Las aves cantarinas de la primavera se habían callado y los árboles comenzaron a ocultarse tras la capa oscura de la noche, al ver que el sol se había alejado para descender allá por atrás de los cerros. Eran las 7:45, aproximadamente. En la casa de la señora Ana se respiraba una aparente tranquilidad mientras ella preparaba la cena, en tanto que su esposo aún no llegaba del campo. Una de sus hijas corría detrás de una gallina que se había salido del corral y andaba trepando por otro lado pretendiendo alcanzar su lugar de costumbre. La niña trataba de acorralarla y volverla al gallinero.
El pequeño Antonio, de cinco años de edad, no dejaba de jugar en medio de la casa de madera, sentado sobre el piso de tierra, con un pequeño carro también de madera. A un lado estaba un altar grande con unas flores marchitas ante varias imágenes religiosas, unas en cuadro y otras en bulto. El niño de repente le gritó a su madre, quien -como dijimos- estaba en la cocina.
- Mamá, una totola en el altar, puede tirar las flores.
La señora rápidamente desatendió los quehaceres de la cocina y corrió hacia el altar. Su sorpresa fue grande.
- ¡Ay, Dios mío, qué es eso¡ -exclamó y al mismo tiempo se acercó más al altar-. Este no es una totola, hijo, es un endemoniado tecolote.
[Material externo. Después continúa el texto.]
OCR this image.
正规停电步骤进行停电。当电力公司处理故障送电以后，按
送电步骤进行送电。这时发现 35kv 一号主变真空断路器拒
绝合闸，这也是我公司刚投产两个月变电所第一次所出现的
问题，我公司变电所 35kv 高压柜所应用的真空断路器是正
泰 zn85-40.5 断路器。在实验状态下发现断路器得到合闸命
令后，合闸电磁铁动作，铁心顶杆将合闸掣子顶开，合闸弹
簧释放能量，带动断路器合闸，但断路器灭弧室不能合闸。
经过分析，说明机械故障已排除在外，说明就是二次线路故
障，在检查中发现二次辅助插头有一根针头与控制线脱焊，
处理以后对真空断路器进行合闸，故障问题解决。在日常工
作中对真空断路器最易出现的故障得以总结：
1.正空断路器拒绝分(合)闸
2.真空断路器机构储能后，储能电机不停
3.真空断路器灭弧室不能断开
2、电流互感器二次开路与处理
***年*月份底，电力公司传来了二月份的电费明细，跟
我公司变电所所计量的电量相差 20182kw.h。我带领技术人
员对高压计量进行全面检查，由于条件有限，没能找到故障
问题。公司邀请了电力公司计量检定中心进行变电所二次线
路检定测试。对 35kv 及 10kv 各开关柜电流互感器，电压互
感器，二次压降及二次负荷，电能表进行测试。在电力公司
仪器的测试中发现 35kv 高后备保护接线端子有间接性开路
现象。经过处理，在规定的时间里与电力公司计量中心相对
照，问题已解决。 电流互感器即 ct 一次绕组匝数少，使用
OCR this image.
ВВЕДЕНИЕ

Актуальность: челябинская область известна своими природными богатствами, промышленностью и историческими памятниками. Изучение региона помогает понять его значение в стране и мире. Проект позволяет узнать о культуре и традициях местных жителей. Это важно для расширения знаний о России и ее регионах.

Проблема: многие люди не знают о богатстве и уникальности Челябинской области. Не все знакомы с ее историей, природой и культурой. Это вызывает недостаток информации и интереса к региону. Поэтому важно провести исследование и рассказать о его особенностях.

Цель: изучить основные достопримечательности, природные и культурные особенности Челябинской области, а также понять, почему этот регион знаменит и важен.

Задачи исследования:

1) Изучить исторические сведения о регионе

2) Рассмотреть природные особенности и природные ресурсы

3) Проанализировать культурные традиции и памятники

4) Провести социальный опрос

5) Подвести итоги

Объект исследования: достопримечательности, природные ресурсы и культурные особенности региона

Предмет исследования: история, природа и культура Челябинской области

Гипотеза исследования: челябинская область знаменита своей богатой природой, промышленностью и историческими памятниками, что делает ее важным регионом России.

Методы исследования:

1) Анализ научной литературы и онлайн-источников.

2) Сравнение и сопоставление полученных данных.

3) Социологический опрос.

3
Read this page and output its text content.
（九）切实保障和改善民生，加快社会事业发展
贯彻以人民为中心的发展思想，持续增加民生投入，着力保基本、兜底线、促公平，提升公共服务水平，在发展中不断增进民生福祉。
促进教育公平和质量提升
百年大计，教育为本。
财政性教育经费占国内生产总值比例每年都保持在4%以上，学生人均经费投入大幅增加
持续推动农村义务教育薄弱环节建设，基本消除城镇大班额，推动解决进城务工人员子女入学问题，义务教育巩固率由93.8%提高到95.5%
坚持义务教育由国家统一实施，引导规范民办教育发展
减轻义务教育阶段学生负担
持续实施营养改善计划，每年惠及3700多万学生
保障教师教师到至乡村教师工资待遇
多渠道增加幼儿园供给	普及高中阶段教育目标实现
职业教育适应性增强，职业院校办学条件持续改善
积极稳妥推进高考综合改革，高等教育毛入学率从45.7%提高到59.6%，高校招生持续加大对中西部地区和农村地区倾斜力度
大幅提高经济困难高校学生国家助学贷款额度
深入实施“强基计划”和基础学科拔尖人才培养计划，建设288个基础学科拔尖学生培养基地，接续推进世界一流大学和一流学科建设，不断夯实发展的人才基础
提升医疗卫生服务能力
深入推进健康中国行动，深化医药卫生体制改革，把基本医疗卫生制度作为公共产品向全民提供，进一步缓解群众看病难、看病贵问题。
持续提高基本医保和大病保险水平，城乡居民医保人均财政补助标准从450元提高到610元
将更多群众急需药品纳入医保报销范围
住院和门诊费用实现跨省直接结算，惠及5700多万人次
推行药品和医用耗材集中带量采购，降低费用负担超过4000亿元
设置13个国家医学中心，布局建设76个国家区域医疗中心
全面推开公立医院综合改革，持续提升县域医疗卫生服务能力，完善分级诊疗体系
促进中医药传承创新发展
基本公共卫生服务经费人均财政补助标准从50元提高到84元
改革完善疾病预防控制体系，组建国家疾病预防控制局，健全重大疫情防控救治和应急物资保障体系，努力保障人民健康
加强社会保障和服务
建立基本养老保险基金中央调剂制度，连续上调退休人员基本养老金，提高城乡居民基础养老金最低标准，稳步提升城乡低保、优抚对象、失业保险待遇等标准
Efectivamente, sobre la mesa del altar se encontraba esponjado y furioso un maldito tecolote, ave de mal agüero para los indígenas. Se veía muy amenazante, como queriendo atacar al que se aproximara a él. La señora ya no actúo racionalmente sino, asustada y furiosa también, procedió a tomar una escoba y se fue sobre el extraño animal, sin medir consecuencias. Le dio un golpe certero, haciendo que el ave nocturna fuera a dar sobre el suelo. Sin darle oportunidad, la prejuiciosa mujer siguió golpeando con la escoba, aun cuando el ave rapaz se veía ya aturdida, hasta dejarla inmóvil.
- Este es un tecolote endemoniado –dijo Anita-, es un animal de mal agüero, y de seguro nos trae maldiciones, pero ahora verá el desgraciado.
En eso al lugar ya habían llegado algunas vecinas atraídas por los gritos de la señora y su hijo, quienes miraban atónitas y aún no creían lo que estaban presenciando.
Doña Ana, llena de coraje y valentía, tomó un pedazo de papel, lo dobló y se acercó al tecolote para tomarlo de un ala y lo fue a arrojar afuera, a la orilla de la calle. En seguida le roció petróleo diáfano y luego le prendió fuego con la cabeza de un cerillo. La lumbre saltó rápidamente como si el espíritu de ese animal diabólico quisiera librarse. El débil cuerpo del pajarraco crepitaba mientras que varias vecinas, muy platicadoras, ahí junto, comentaban el hecho de que el tecolote lo habían encontrado trepado en el altar de la señora Ana.
En esos momentos las vecinas alcanzaron a escuchar fuertes gritos de alguien que provenían del interior de una casa que estaba a escasos cincuenta metros de donde se incineraba el tecolote. Los gritos eran lastimeros y desgarrantes. Antes de que reaccionaran y entendieran de quién eran los quejidos de dolor que percibían, las comadres vieron a dos gatos negros que en cuestión de segundos y de manera inexplicable recogieron y se llevaron las cenizas del pajarraco incinerado. Los felinos fueron a meterse directamente en la casa de donde provenían los gritos de alguien que estaba sufriendo. Momentos después, una vecina de la citada vivienda se acercó a las señoras que todavía estaban comadreando en el lugar del incidente.
- Ustedes disculparán, pero el animalito que lo quemaron era parte de mi hija, quien ya se está muriendo.
Comentarios posteriores indicaron que la joven mujer, que tenía por nahual al tecolote, no murió, gracias a que los gatos le llevaron a tiempo las cenizas del animal incinerado. “Alguien trabajó urgentemente con las cenizas”, concluyeron las voces populares.